3) Given that Lin28 is also expressed in the neural tube, and previous data demonstrates it is required for neural progenitor proliferation and cell cycle exit, an alternative explanation for the loss of neural crest markers Foxd3 and Sox10 after morpholino knockdown is loss of neural tube progenitors through inhibiting proliferation, cell cycle arrest or increased cell death. Along the same lines, the forced expression of the let-7a mimic could impact the proliferation or survival of neural tube/neural crest progenitors that leads to decreased FoxD3 levels. The authors should assess proliferation and survival of neural tube and neural crest progenitors after these manipulations to determine if these features cause the loss of neural crest numbers at later stages.

To address this point, we assessed cell proliferation (with an Anti-phospho-Histone H3 antibody) and cell death (with a Caspase-3 antibody) in the neural tube, following treatment with the Lin28a morpholino and the let-7a mimic. Our results show that there is no significant change in proliferation or cell death in the neural tube or neural crest cells following these manipulations (Figure 1—figure supplement 4A-I). This indicates that the neural crest specification phenotypes we observe following these treatments are cell-autonomous. We believe discrepancy between these results and the changes in neural progenitor proliferation in the mouse Lin28a knockout model may be due to our stage-controlled loss-of-function strategies vs. a genetic null allele.
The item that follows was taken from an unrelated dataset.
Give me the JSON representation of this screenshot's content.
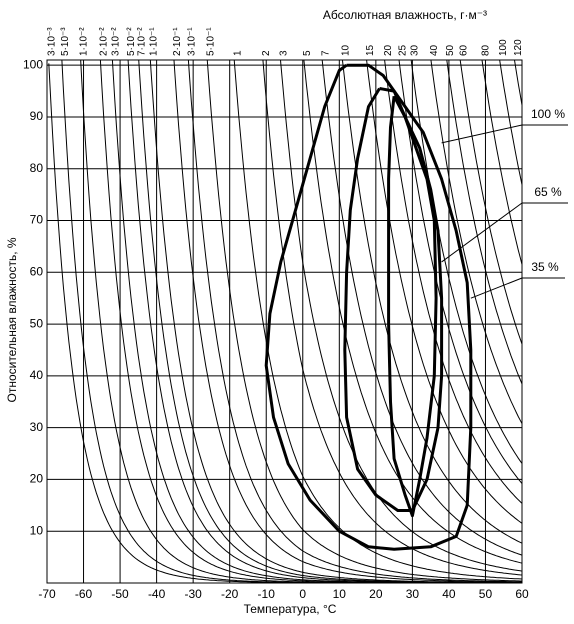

4) Are there any physiological consequences in neural crest derivatives after manipulating the Lin28/let-7 axis? The authors show data supporting an effect of Lin28 or let-7 on early neural crest markers, but does this actually translate to an impact of neural crest lineages at later time points, such as loss of cartilage elements and cranial ganglia?

We thank the reviewers for this suggestion. To address the consequences of Lin28a knockdown in neural crest derivatives we employed the Cornish pasty culture system (Nagai et al., 2011). This allowed us to culture morphant embryos until later stages of development (HH15), when we could assess how disruption of Lin28a expression affects the formation of the cranial ganglia. We found that the targeted side of the embryo had disorganized, smaller trigeminal ganglia – which in many instances lacked the maxillary and mandibular branches. This is consistent with previous findings that highlight the requirement of neural crest cells for timely ganglion condensation and accurate establishment of neuronal connections (Gammill et al., 2007; Stark et al., 1997). We have included these results in Figure 1—figure supplement 4J-O.

References:

L. S. Gammill, C. Gonzalez, M. Bronner-Fraser, Neuropilin 2/semaphorin 3F signaling is essential for cranial neural crest migration and trigeminal ganglion condensation. Developmental neurobiology 67, 47-56 (2007).
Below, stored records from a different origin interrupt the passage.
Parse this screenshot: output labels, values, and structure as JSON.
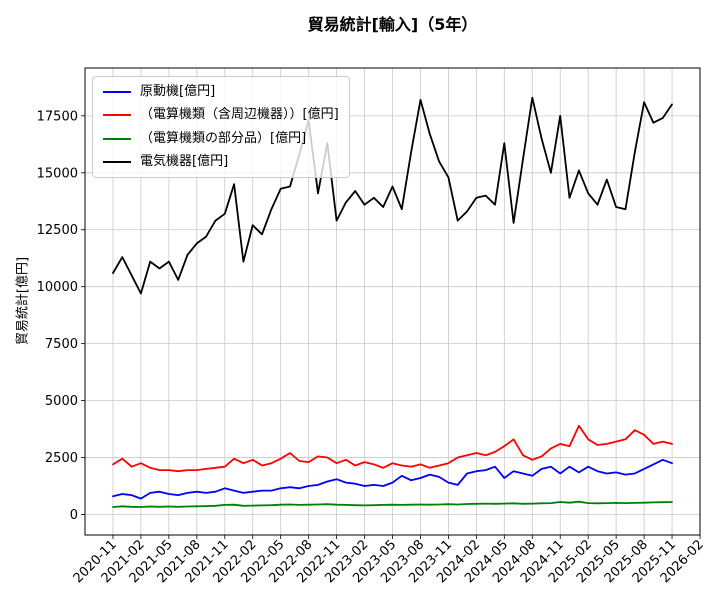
{
  "chart_data": {
    "type": "line",
    "title": "貿易統計[輸入]（5年）",
    "ylabel": "貿易統計[億円]",
    "xlabel": "",
    "grid": true,
    "grid_color": "#c8c8c8",
    "legend_position": "upper left",
    "x_interval": "monthly",
    "x_start_label": "2020-11",
    "x_tick_labels": [
      "2020-11",
      "2021-02",
      "2021-05",
      "2021-08",
      "2021-11",
      "2022-02",
      "2022-05",
      "2022-08",
      "2022-11",
      "2023-02",
      "2023-05",
      "2023-08",
      "2023-11",
      "2024-02",
      "2024-05",
      "2024-08",
      "2024-11",
      "2025-02",
      "2025-05",
      "2025-08",
      "2025-11",
      "2026-02"
    ],
    "x_tick_months": [
      0,
      3,
      6,
      9,
      12,
      15,
      18,
      21,
      24,
      27,
      30,
      33,
      36,
      39,
      42,
      45,
      48,
      51,
      54,
      57,
      60,
      63
    ],
    "xlim_months": [
      -3,
      63
    ],
    "y_ticks": [
      0,
      2500,
      5000,
      7500,
      10000,
      12500,
      15000,
      17500
    ],
    "ylim": [
      -900,
      19600
    ],
    "series": [
      {
        "name": "原動機[億円]",
        "color": "#0000ff",
        "values": [
          800,
          900,
          850,
          700,
          950,
          1000,
          900,
          850,
          950,
          1000,
          950,
          1000,
          1150,
          1050,
          950,
          1000,
          1050,
          1050,
          1150,
          1200,
          1150,
          1250,
          1300,
          1450,
          1550,
          1400,
          1350,
          1250,
          1300,
          1250,
          1400,
          1700,
          1500,
          1600,
          1750,
          1650,
          1400,
          1300,
          1800,
          1900,
          1950,
          2100,
          1600,
          1900,
          1800,
          1700,
          2000,
          2100,
          1800,
          2100,
          1850,
          2100,
          1900,
          1800,
          1850,
          1750,
          1800,
          2000,
          2200,
          2400,
          2250
        ]
      },
      {
        "name": "（電算機類（含周辺機器））[億円]",
        "color": "#ff0000",
        "values": [
          2200,
          2450,
          2100,
          2250,
          2050,
          1950,
          1950,
          1900,
          1950,
          1950,
          2000,
          2050,
          2100,
          2450,
          2250,
          2400,
          2150,
          2250,
          2450,
          2700,
          2350,
          2300,
          2550,
          2500,
          2250,
          2400,
          2150,
          2300,
          2200,
          2050,
          2250,
          2150,
          2100,
          2200,
          2050,
          2150,
          2250,
          2500,
          2600,
          2700,
          2600,
          2750,
          3000,
          3300,
          2600,
          2400,
          2550,
          2900,
          3100,
          3000,
          3900,
          3300,
          3050,
          3100,
          3200,
          3300,
          3700,
          3500,
          3100,
          3200,
          3100
        ]
      },
      {
        "name": "（電算機類の部分品）[億円]",
        "color": "#008000",
        "values": [
          330,
          360,
          340,
          330,
          350,
          340,
          350,
          340,
          350,
          360,
          370,
          380,
          420,
          430,
          380,
          390,
          400,
          410,
          430,
          440,
          420,
          430,
          440,
          450,
          430,
          420,
          410,
          400,
          410,
          420,
          430,
          420,
          430,
          440,
          430,
          440,
          450,
          440,
          460,
          470,
          480,
          470,
          480,
          490,
          470,
          480,
          490,
          500,
          550,
          520,
          560,
          500,
          490,
          500,
          510,
          500,
          510,
          520,
          530,
          540,
          550
        ]
      },
      {
        "name": "電気機器[億円]",
        "color": "#000000",
        "values": [
          10600,
          11300,
          10500,
          9700,
          11100,
          10800,
          11100,
          10300,
          11400,
          11900,
          12200,
          12900,
          13200,
          14500,
          11100,
          12700,
          12300,
          13400,
          14300,
          14400,
          15800,
          17300,
          14100,
          16300,
          12900,
          13700,
          14200,
          13600,
          13900,
          13500,
          14400,
          13400,
          15900,
          18200,
          16700,
          15500,
          14800,
          12900,
          13300,
          13900,
          14000,
          13600,
          16300,
          12800,
          15600,
          18300,
          16500,
          15000,
          17500,
          13900,
          15100,
          14100,
          13600,
          14700,
          13500,
          13400,
          15900,
          18100,
          17200,
          17400,
          18000
        ]
      }
    ]
  }
}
D. H. Kim et al., Synthetic dsRNA Dicer substrates enhance RNAi potency and efficacy. Nature biotechnology 23, 222-226 (2005).

H. Nagai, M. C. Lin, G. Sheng, A modified Cornish pasty method for ex ovo culture of the chick embryo. Genesis 49, 46-52 (2011).

M. R. Stark, J. Sechrist, M. Bronner-Fraser, C. Marcelle, Neural tube-ectoderm interactions are required for trigeminal placode formation. Development 124, 4287-4295 (1997).